David zegt dat goddeloze en dwaze mensen in hun hart zeggen dat er geen God is. Psalm 14:1; 53:1 Dat slaat vooral op hen die het licht van de natuur verstikken en zichzelf opzettelijk dom houden, zoals we zo meteen zullen zien. We zien velen die zo verhard zijn in het zondigen, dat ze verwoed proberen elke herinnering aan God uit te bannen. Maar die herinnering wordt hun vanzelf ingegeven door hun natuurlijk gevoel.

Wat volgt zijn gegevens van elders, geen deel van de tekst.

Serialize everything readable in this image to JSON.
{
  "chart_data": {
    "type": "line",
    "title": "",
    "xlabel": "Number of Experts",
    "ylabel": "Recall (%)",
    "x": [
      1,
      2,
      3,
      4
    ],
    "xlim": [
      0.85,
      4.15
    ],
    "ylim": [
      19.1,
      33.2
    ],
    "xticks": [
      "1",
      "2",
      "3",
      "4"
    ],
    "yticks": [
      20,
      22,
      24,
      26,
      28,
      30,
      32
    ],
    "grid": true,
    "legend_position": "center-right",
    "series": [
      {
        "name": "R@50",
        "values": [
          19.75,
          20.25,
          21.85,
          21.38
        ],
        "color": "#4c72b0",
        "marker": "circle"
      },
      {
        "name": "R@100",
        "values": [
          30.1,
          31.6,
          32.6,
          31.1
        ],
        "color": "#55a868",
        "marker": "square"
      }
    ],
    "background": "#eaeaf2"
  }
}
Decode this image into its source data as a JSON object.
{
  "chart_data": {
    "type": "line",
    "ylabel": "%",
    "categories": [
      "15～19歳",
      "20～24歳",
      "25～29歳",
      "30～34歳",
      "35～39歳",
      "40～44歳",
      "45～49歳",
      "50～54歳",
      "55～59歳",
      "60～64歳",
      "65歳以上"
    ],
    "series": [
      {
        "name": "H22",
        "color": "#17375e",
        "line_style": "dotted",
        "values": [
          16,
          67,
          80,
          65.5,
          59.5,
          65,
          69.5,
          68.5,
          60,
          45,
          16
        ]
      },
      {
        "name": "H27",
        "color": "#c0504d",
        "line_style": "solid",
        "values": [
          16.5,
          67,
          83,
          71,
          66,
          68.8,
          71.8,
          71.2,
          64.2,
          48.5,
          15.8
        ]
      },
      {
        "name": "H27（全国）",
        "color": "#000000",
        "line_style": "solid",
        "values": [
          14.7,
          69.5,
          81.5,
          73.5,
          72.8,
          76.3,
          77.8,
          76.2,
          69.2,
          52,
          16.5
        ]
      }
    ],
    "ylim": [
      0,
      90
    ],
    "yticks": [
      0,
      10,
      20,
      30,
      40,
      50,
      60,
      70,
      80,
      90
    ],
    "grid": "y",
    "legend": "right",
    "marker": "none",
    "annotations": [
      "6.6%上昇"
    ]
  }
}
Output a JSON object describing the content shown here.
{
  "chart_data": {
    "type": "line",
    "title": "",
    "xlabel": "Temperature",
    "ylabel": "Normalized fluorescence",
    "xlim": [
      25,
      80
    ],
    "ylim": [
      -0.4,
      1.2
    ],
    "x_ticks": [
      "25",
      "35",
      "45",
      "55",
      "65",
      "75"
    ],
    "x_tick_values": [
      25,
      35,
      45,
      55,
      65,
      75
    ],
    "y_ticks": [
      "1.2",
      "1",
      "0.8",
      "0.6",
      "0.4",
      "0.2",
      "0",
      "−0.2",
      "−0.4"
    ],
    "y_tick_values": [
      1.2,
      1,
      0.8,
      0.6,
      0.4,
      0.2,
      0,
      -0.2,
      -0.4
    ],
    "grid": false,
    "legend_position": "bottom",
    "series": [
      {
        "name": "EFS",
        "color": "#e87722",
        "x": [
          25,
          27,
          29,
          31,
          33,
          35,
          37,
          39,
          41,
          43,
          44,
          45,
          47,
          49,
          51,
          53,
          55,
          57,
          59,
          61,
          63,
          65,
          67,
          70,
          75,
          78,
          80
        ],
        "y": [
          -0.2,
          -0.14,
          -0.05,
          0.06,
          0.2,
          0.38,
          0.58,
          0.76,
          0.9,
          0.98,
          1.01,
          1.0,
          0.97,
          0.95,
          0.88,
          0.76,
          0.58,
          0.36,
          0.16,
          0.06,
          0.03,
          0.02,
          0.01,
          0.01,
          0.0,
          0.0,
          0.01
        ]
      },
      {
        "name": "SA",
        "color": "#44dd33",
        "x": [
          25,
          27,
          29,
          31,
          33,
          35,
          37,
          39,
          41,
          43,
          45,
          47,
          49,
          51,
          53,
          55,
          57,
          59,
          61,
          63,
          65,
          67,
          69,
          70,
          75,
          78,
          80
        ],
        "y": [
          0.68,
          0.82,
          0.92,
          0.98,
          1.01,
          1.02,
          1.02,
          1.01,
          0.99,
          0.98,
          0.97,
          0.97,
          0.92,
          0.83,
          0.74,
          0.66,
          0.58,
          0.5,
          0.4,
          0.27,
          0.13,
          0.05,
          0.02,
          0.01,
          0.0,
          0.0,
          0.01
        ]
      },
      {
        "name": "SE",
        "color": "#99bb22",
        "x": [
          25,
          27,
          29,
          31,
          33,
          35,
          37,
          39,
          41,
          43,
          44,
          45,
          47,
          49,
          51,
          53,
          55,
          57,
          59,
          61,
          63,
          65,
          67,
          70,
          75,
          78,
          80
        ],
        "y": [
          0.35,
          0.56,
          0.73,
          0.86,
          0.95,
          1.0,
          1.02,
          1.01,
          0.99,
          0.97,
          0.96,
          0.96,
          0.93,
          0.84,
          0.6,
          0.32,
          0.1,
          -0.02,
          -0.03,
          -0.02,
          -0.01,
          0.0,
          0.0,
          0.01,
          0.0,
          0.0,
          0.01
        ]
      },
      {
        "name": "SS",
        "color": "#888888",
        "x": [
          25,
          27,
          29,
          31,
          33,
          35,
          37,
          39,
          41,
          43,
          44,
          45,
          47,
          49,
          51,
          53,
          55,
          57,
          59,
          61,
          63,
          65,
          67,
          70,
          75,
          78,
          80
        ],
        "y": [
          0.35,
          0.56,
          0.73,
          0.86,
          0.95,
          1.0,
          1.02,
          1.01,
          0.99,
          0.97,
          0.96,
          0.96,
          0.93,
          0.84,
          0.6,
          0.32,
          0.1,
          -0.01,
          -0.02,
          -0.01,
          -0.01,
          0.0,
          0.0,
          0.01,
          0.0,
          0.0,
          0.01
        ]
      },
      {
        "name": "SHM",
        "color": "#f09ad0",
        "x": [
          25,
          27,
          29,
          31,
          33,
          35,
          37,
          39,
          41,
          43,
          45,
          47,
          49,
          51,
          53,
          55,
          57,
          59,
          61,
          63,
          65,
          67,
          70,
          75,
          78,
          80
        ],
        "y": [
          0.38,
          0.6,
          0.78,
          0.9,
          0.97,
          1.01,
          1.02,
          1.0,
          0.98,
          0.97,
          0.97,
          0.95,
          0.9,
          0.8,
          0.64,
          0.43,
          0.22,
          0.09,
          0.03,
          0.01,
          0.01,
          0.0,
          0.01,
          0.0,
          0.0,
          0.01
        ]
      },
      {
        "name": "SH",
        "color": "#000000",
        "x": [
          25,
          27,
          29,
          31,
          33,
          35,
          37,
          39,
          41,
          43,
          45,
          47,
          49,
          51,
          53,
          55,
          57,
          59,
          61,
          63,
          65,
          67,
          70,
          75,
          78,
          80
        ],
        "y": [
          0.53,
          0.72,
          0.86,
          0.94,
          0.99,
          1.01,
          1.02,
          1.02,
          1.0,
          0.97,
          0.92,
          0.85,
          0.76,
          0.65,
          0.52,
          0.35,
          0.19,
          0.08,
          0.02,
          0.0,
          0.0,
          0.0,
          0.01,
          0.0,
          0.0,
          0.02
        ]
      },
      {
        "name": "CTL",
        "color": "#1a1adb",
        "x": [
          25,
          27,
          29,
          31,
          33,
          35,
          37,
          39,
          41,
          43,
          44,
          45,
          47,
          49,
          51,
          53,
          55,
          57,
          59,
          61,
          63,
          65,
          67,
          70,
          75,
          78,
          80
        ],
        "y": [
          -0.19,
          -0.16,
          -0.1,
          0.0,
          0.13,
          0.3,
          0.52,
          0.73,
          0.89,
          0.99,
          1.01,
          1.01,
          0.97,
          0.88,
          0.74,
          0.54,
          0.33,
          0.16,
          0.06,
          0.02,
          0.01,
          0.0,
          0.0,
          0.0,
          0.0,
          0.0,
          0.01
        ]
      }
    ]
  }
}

David wil duidelijk laten uitkomen hoe verwerpelijk hun razernij is en daarom zegt hij kortweg dat ze ontkennen dat er een God is. Niet dat zij zijn bestaan daadwerkelijk ontkennen, maar ze beroven Hem van zijn oordeel en voorzienigheid en sluiten Hem op in de hemel als een God die passief is. Maar niets past zo slecht bij Gods aard als dat Hij het bestuur van de wereld zou neerleggen en aan het toeval zou overlaten, alsof Hij blind zou zijn voor de misdaden van de mensen, zodat ze ongestraft hun lusten kunnen botvieren. Ieder die de vrees voor het hemelse oordeel uitdooft en onbekommerd aan zijn eigen begeerten toegeeft, leeft dus alsof God niet bestaat.
Gods rechtvaardige straf is dan dat Hij hun hart met vet omhult. De goddelozen hebben eerst zelf hun ogen gesloten, maar nu zien ze zelfs met open ogen niets meer. Jesaja 6:9-10; Mattheüs 13:13-15 David legt zelf het beste uit dat hij dit bedoelt, als hij ergens anders zegt dat de ogen van de goddelozen geen ontzag hebben voor God. Psalm 36:2 En dat zij in hun wandaden zichzelf trots toejuichen, omdat ze zich wijsmaken dat God het niet ziet. Psalm 10:11
Al moeten ze dus erkennen dat er een God is, ze maken zijn glorie zonder betekenis, door Hem van zijn macht te beroven. Paulus getuigt dat God zichzelf niet kan verloochenen, omdat Hij zichzelf altijd gelijk blijft. 2 Timotheüs 2:13 Daarom kunnen we terecht van hen zeggen dat zij God loochenen door een dode en nutteloze afgod van Hem te maken.
Daarbij moeten we nog dit opmerken: in hun strijd om God uit hun eigen bewustzijn en zelfs uit de hemel te stoten, raken ze toch nooit zover afgestompt, of God trekt hen soms terug tot voor zijn rechterstoel. Maar ze laten zich door geen enkele vrees weerhouden om heftig tegen God te keer te gaan. Daarom staat vast: zolang ze door deze blinde drift worden meegesleurd, worden ze beheerst door een dwaas vergeten van God.